Nós queremos fazer um grande debate nacional e internacional. Queremos envolver a CTB nesse processo, as demais centrais, as demais forças políticas, para internalizar e internacionalizar o debate da agricultura familiar, a sua importância política, econômica, social, cultural. Afirmar a importância da agricultura familiar no combate à fome, com a produção de alimento e assegurar a soberania e segurança alimentar das nações.

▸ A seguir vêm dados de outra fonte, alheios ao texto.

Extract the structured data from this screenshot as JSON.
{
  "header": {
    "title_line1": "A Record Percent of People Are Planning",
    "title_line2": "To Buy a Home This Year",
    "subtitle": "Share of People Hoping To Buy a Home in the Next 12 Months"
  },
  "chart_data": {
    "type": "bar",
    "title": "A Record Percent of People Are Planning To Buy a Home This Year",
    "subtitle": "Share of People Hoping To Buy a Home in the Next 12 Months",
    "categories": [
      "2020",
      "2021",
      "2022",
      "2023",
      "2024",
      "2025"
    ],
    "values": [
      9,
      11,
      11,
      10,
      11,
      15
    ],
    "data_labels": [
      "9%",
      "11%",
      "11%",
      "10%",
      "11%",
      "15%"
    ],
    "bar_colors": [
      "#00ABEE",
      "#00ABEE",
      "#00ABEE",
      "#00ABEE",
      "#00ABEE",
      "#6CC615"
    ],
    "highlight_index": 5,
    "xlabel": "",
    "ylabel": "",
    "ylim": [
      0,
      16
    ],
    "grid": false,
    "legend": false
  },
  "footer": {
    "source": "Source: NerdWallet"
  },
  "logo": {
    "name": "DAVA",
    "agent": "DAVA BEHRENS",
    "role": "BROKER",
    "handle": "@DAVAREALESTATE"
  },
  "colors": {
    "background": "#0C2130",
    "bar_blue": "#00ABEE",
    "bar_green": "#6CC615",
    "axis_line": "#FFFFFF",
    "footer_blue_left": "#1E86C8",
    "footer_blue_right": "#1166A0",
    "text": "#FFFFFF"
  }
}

Nesse debate, queremos incluir o tema da reforma agrária, do acesso aos meios de produção, da terra e da água como elementos centrais para a promoção da inclusão produtiva, geração de trabalho e renda, fortalecimento da agricultura familiar enquanto base indispensável para o desenvolvimento rural sustentável. Esse é mais um elemento que vamos debater este ano, com muita força.

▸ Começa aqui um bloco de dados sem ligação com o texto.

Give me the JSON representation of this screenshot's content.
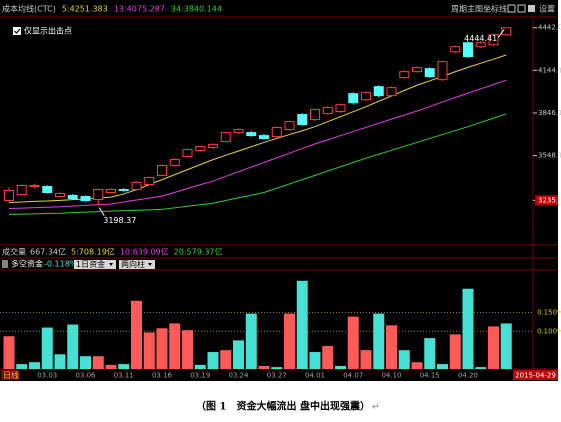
{
  "toolbar": [
    "周期",
    "主图",
    "坐标线",
    "设置"
  ],
  "volume_panel": {
    "title": "成交量",
    "items": [
      "667.34亿",
      "5:708.19亿",
      "10:639.09亿",
      "20:579.37亿"
    ],
    "colors": [
      "#c8c8c8",
      "#e8d048",
      "#e040e0",
      "#30d030"
    ]
  },
  "caption": "（图 1　资金大幅流出 盘中出现强震）",
  "caption_mark": "↵",
  "chart_data": [
    {
      "type": "candlestick",
      "title": "成本均线(CTC)",
      "checkbox_label": "仅显示出击点",
      "up_color": "#ff3c3c",
      "down_color": "#54fcfc",
      "open": [
        3234,
        3276,
        3332,
        3332,
        3262,
        3269,
        3262,
        3241,
        3290,
        3311,
        3311,
        3346,
        3409,
        3479,
        3542,
        3583,
        3604,
        3646,
        3709,
        3709,
        3688,
        3681,
        3730,
        3835,
        3800,
        3842,
        3856,
        3981,
        3939,
        4030,
        3967,
        4093,
        4135,
        4156,
        4079,
        4274,
        4337,
        4309,
        4323,
        4393
      ],
      "high": [
        3325,
        3346,
        3350,
        3340,
        3295,
        3280,
        3270,
        3318,
        3320,
        3322,
        3368,
        3402,
        3486,
        3530,
        3598,
        3620,
        3635,
        3716,
        3738,
        3720,
        3700,
        3752,
        3792,
        3845,
        3878,
        3895,
        3912,
        3990,
        3998,
        4040,
        4032,
        4145,
        4170,
        4165,
        4212,
        4318,
        4345,
        4350,
        4400,
        4444.41
      ],
      "low": [
        3225,
        3270,
        3318,
        3283,
        3255,
        3240,
        3225,
        3198.37,
        3280,
        3295,
        3305,
        3340,
        3402,
        3470,
        3535,
        3575,
        3595,
        3640,
        3700,
        3680,
        3660,
        3675,
        3722,
        3755,
        3790,
        3835,
        3848,
        3905,
        3930,
        3955,
        3960,
        4085,
        4128,
        4090,
        4070,
        4265,
        4230,
        4300,
        4315,
        4385
      ],
      "close": [
        3304,
        3339,
        3339,
        3290,
        3283,
        3248,
        3234,
        3311,
        3311,
        3304,
        3360,
        3395,
        3479,
        3521,
        3590,
        3611,
        3625,
        3709,
        3730,
        3688,
        3667,
        3744,
        3786,
        3765,
        3870,
        3884,
        3904,
        3918,
        3988,
        3967,
        4023,
        4135,
        4163,
        4100,
        4205,
        4309,
        4240,
        4337,
        4393,
        4442
      ],
      "high_label": "4444.41",
      "low_label": "3198.37",
      "series": [
        {
          "name": "5:4251.383",
          "color": "#e8d048",
          "values": [
            3220,
            3224,
            3228,
            3231,
            3235,
            3240,
            3245,
            3250,
            3258,
            3280,
            3310,
            3345,
            3380,
            3415,
            3450,
            3485,
            3520,
            3550,
            3580,
            3610,
            3640,
            3668,
            3695,
            3722,
            3750,
            3785,
            3820,
            3855,
            3890,
            3928,
            3965,
            4003,
            4040,
            4071,
            4102,
            4134,
            4165,
            4194,
            4222,
            4251.383
          ]
        },
        {
          "name": "13:4075.287",
          "color": "#e040e0",
          "values": [
            3178,
            3181,
            3184,
            3187,
            3190,
            3195,
            3200,
            3205,
            3210,
            3224,
            3238,
            3251,
            3265,
            3291,
            3318,
            3344,
            3370,
            3403,
            3435,
            3468,
            3500,
            3533,
            3565,
            3598,
            3630,
            3659,
            3688,
            3716,
            3745,
            3774,
            3803,
            3831,
            3860,
            3891,
            3923,
            3954,
            3985,
            4015,
            4045,
            4075.287
          ]
        },
        {
          "name": "34:3840.144",
          "color": "#30d030",
          "values": [
            3137,
            3139,
            3141,
            3143,
            3145,
            3149,
            3153,
            3156,
            3160,
            3163,
            3166,
            3169,
            3172,
            3183,
            3194,
            3204,
            3215,
            3234,
            3253,
            3271,
            3290,
            3320,
            3350,
            3380,
            3410,
            3440,
            3470,
            3500,
            3530,
            3558,
            3585,
            3613,
            3640,
            3668,
            3695,
            3723,
            3750,
            3780,
            3810,
            3840.144
          ]
        }
      ],
      "ylim": [
        2930,
        4510
      ],
      "yticks": [
        {
          "value": 4442,
          "label": "4442.0"
        },
        4144.1,
        3846.1,
        3548.1,
        {
          "value": 3235,
          "label": "3235.0"
        }
      ]
    },
    {
      "type": "bar",
      "title": "多空资金",
      "value_label": "-0.118%",
      "dropdowns": [
        "1日资金",
        "两向柱"
      ],
      "period_label": "日线",
      "cursor_date": "2015-04-29",
      "categories": [
        null,
        null,
        null,
        "03.03",
        null,
        null,
        "03.06",
        null,
        null,
        "03.11",
        null,
        null,
        "03.16",
        null,
        null,
        "03.19",
        null,
        null,
        "03.24",
        null,
        null,
        "03.27",
        null,
        null,
        "04.01",
        null,
        null,
        "04.07",
        null,
        null,
        "04.10",
        null,
        null,
        "04.15",
        null,
        null,
        "04.20",
        null,
        null,
        null
      ],
      "series": [
        {
          "color": "#ff5a5a",
          "values": [
            0.087,
            null,
            null,
            null,
            null,
            null,
            null,
            0.034,
            0.011,
            null,
            0.181,
            0.097,
            0.108,
            0.121,
            0.103,
            null,
            null,
            0.05,
            null,
            null,
            0.008,
            null,
            0.147,
            null,
            null,
            0.061,
            null,
            0.139,
            0.05,
            null,
            0.116,
            null,
            0.018,
            null,
            null,
            0.092,
            null,
            null,
            0.113,
            null
          ]
        },
        {
          "color": "#48e0d4",
          "values": [
            null,
            0.013,
            0.018,
            0.11,
            0.039,
            0.118,
            0.034,
            null,
            null,
            0.013,
            null,
            null,
            null,
            null,
            null,
            0.011,
            0.045,
            null,
            0.076,
            0.147,
            null,
            0.005,
            null,
            0.234,
            0.045,
            null,
            0.008,
            null,
            null,
            0.147,
            null,
            0.05,
            null,
            0.082,
            0.013,
            null,
            0.213,
            0.005,
            null,
            0.121
          ]
        }
      ],
      "ylim": [
        0,
        0.26
      ],
      "yticks": [
        {
          "value": 0.15,
          "label": "0.150%"
        },
        {
          "value": 0.1,
          "label": "0.100%"
        }
      ],
      "grid": true
    }
  ]
}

Como está o debate sobre a representação sindical dos trabalhadores rurais? 
Está prevista para março/2014 a realização de cinco grandes encontros regionais, cada um com no mínimo dez dirigentes de cada federação. Serão três dias de intenso debate, ocasião em que cada regional sindical terá a missão de apontar propostas de medidas estratégias e ações para que a reunião, no final de março, do Conselho extraordinário da Contag tome as decisões sobre a representação e representatividade no MSTTR. O tema da representação e representatividade é um tema complexo e difícil de ser tratado, porém é vital para o Movimento e precisa envolver toda a base sindical.
Vamos fazer esse debate e aproveitar para tratar outros temas que estão inter-relacionados e fazem parte de nossa agenda como a reforma política, eleições majoritárias e o Grito da Terra - elaboração e entrega da pauta para a Presidenta Dilma e a estratégia de negociação e mobilização. A CTB está convidada para estar presente, participando e colaborando com a realização do Grito da Terra Brasil.

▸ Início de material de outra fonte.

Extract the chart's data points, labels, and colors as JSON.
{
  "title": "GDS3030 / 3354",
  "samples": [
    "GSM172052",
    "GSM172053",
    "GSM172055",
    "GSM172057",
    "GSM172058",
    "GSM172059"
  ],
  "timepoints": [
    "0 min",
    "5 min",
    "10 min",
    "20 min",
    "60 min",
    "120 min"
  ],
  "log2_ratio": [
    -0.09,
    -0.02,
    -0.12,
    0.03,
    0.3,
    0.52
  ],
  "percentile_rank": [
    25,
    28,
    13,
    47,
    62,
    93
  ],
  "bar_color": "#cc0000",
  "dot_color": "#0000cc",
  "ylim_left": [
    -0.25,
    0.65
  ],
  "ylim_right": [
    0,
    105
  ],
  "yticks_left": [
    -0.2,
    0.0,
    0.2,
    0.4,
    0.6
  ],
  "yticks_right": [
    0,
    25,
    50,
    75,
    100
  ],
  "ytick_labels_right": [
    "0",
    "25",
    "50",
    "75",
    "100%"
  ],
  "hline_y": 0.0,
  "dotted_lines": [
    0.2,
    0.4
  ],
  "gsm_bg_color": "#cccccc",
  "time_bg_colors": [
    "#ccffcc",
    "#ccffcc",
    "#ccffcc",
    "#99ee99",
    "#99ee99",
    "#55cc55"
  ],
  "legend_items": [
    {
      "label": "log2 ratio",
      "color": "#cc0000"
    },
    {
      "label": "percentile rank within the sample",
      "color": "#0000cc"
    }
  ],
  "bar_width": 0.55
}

Como é a relação das centrais sindicais com a Contag? 
Tivemos um momento histórico. A Contag é uma federação de 50 anos muito heterogênea. Ela é a cara dos trabalhadores rurais, negros, brancos, pardos. Somos uma entidade muito diversificadacultural, política e ideologicamente. No momento temos duas correntes políticas majoritárias que permeiam o campo da organização sindical, a CTB e a CUT. Nós convivemos com as duas centrais, isso já é uma relação madura. Nem sempre é fácil, existem diferenças entre elas, e nós queremos fazer com que muitos pontos que são comuns entre as duas centrais possam ajudar a luta da Contag. Tivemos pela primeira vez na história, até onde me lembro, dois presidentes, o Adilson Araújo (CTB) e o Vagner Freitas (CUT), sentados juntos com a executiva da Contag debatendo temas (em reunião realizada no dia 7 de março, em Brasília). Isso é algo muito importante para nós.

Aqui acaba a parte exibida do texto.